Good God. Me too, Courtney. Me too.
Courtney Barnett opens her debut full length with the urgent and immediately shared worry over Oliver Paul's thick head of hair and the probability of its eventual baldness, and also how "he's dropping soy linseed vegemite crumbs everywhere." He is our champion before he's finished his breakfast. When the time comes - and it comes sooner than we expect - we tear our ties from our necks and we raise them with Oliver, singing "I'm not going to work today/gonna count the minutes that the trains run late!" (Because, shit, every dream's a good dream, right John Darnielle?)

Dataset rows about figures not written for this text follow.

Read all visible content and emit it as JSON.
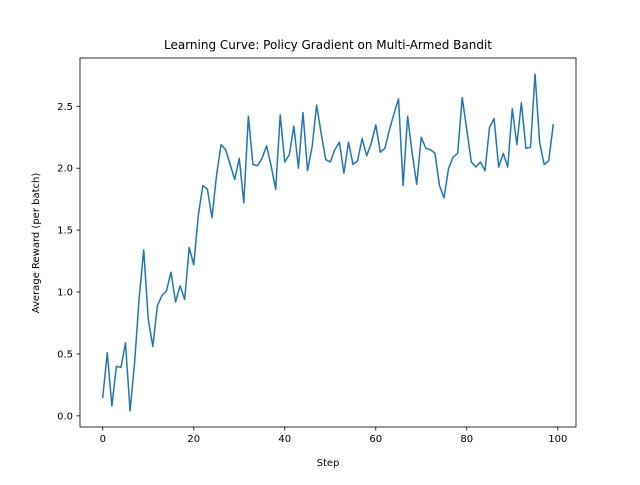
{
  "chart_data": {
    "type": "line",
    "title": "Learning Curve: Policy Gradient on Multi-Armed Bandit",
    "xlabel": "Step",
    "ylabel": "Average Reward (per batch)",
    "xlim": [
      -5,
      104
    ],
    "ylim": [
      -0.09,
      2.89
    ],
    "xticks": [
      0,
      20,
      40,
      60,
      80,
      100
    ],
    "xtick_labels": [
      "0",
      "20",
      "40",
      "60",
      "80",
      "100"
    ],
    "yticks": [
      0.0,
      0.5,
      1.0,
      1.5,
      2.0,
      2.5
    ],
    "ytick_labels": [
      "0.0",
      "0.5",
      "1.0",
      "1.5",
      "2.0",
      "2.5"
    ],
    "grid": false,
    "legend": "none",
    "series": [
      {
        "color": "#1f77b4",
        "x": [
          0,
          1,
          2,
          3,
          4,
          5,
          6,
          7,
          8,
          9,
          10,
          11,
          12,
          13,
          14,
          15,
          16,
          17,
          18,
          19,
          20,
          21,
          22,
          23,
          24,
          25,
          26,
          27,
          28,
          29,
          30,
          31,
          32,
          33,
          34,
          35,
          36,
          37,
          38,
          39,
          40,
          41,
          42,
          43,
          44,
          45,
          46,
          47,
          48,
          49,
          50,
          51,
          52,
          53,
          54,
          55,
          56,
          57,
          58,
          59,
          60,
          61,
          62,
          63,
          64,
          65,
          66,
          67,
          68,
          69,
          70,
          71,
          72,
          73,
          74,
          75,
          76,
          77,
          78,
          79,
          80,
          81,
          82,
          83,
          84,
          85,
          86,
          87,
          88,
          89,
          90,
          91,
          92,
          93,
          94,
          95,
          96,
          97,
          98,
          99
        ],
        "y": [
          0.15,
          0.51,
          0.08,
          0.4,
          0.39,
          0.59,
          0.04,
          0.43,
          0.95,
          1.34,
          0.78,
          0.56,
          0.89,
          0.97,
          1.01,
          1.16,
          0.92,
          1.05,
          0.94,
          1.36,
          1.22,
          1.62,
          1.86,
          1.83,
          1.6,
          1.94,
          2.19,
          2.15,
          2.03,
          1.91,
          2.08,
          1.72,
          2.42,
          2.03,
          2.02,
          2.08,
          2.18,
          2.02,
          1.83,
          2.43,
          2.05,
          2.11,
          2.34,
          2.0,
          2.45,
          1.98,
          2.17,
          2.51,
          2.28,
          2.07,
          2.05,
          2.15,
          2.21,
          1.96,
          2.21,
          2.03,
          2.06,
          2.24,
          2.1,
          2.2,
          2.35,
          2.13,
          2.16,
          2.31,
          2.44,
          2.56,
          1.86,
          2.42,
          2.12,
          1.87,
          2.25,
          2.16,
          2.15,
          2.12,
          1.86,
          1.76,
          2.0,
          2.09,
          2.12,
          2.57,
          2.31,
          2.05,
          2.01,
          2.05,
          1.98,
          2.33,
          2.4,
          2.01,
          2.12,
          2.01,
          2.48,
          2.19,
          2.53,
          2.16,
          2.17,
          2.76,
          2.21,
          2.03,
          2.06,
          2.35
        ]
      }
    ]
  }
}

That first song ends on a rooftop, our hero imagining street life as Sim City and otherwise gaining perception and clarity when the second track interrupts, blistering with guitars and the album's best fist-chant warning about places like rooftops: "Put me on a pedestal and I'll only disappoint you!" Courtney Barnett has a talent for bending and stretching and screaming and ignoring a phrase all at the same time. Like she's daring us to be disappointed. One track later it's same dare, but lonelier, hung through with the probing-sluggish way we talk when we lay awake at three, blinking at minutiae. We're thinking of you too.
***
That dare is what makes "DePreston" so immediate; such arresting first impression/depression. Suddenly we're ensconced in the minutiae of house-hunting with a too-specific financial discussion obscuring the fact it wasn't our idea to look out further. That percolator is saving us $23 a week. Oliver Paul probably worries about the same things when he steps down from the roof. We retreat to brass tacks:
CB: And it's going pretty cheap you say?
RE Agent: Well it's a deceased est-ay-ay-ate.
RE Agent: Aren't the pressed metal ceilings great?

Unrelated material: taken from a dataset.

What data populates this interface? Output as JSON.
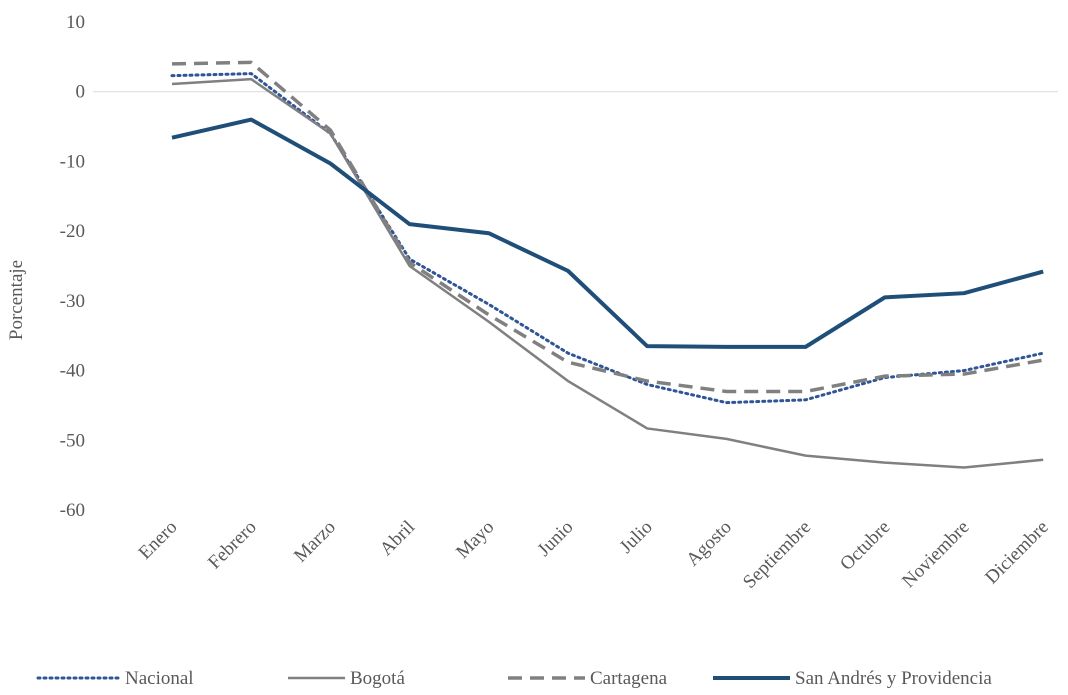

"Deceased est-ay-ay-ayte" is the only line Courtney Barnett arches on the entire album. It sounds like an eye-roll, at least in part because who gives a shit about pressed metal ceilings? People lived here with a handrail in the shower and old kitchenwares "and a photo of a young man in a van in Vietnam." And it's so stupid but it's hard not to wonder something about who they were and how they lived and with what beyond that handrail for support. "I wonder what she bought it for?" It's not the thing we want to ask; it's the thing we know how to ask. Inquiry and Oliver, idling insignificantly.
Guitars spread across the landscape and then they look out further. There is life in this home that we are poorly equipped to discover. Maybe there is too much of it.
If you've got a
spare half a million
you could knock it down and start rebuilding.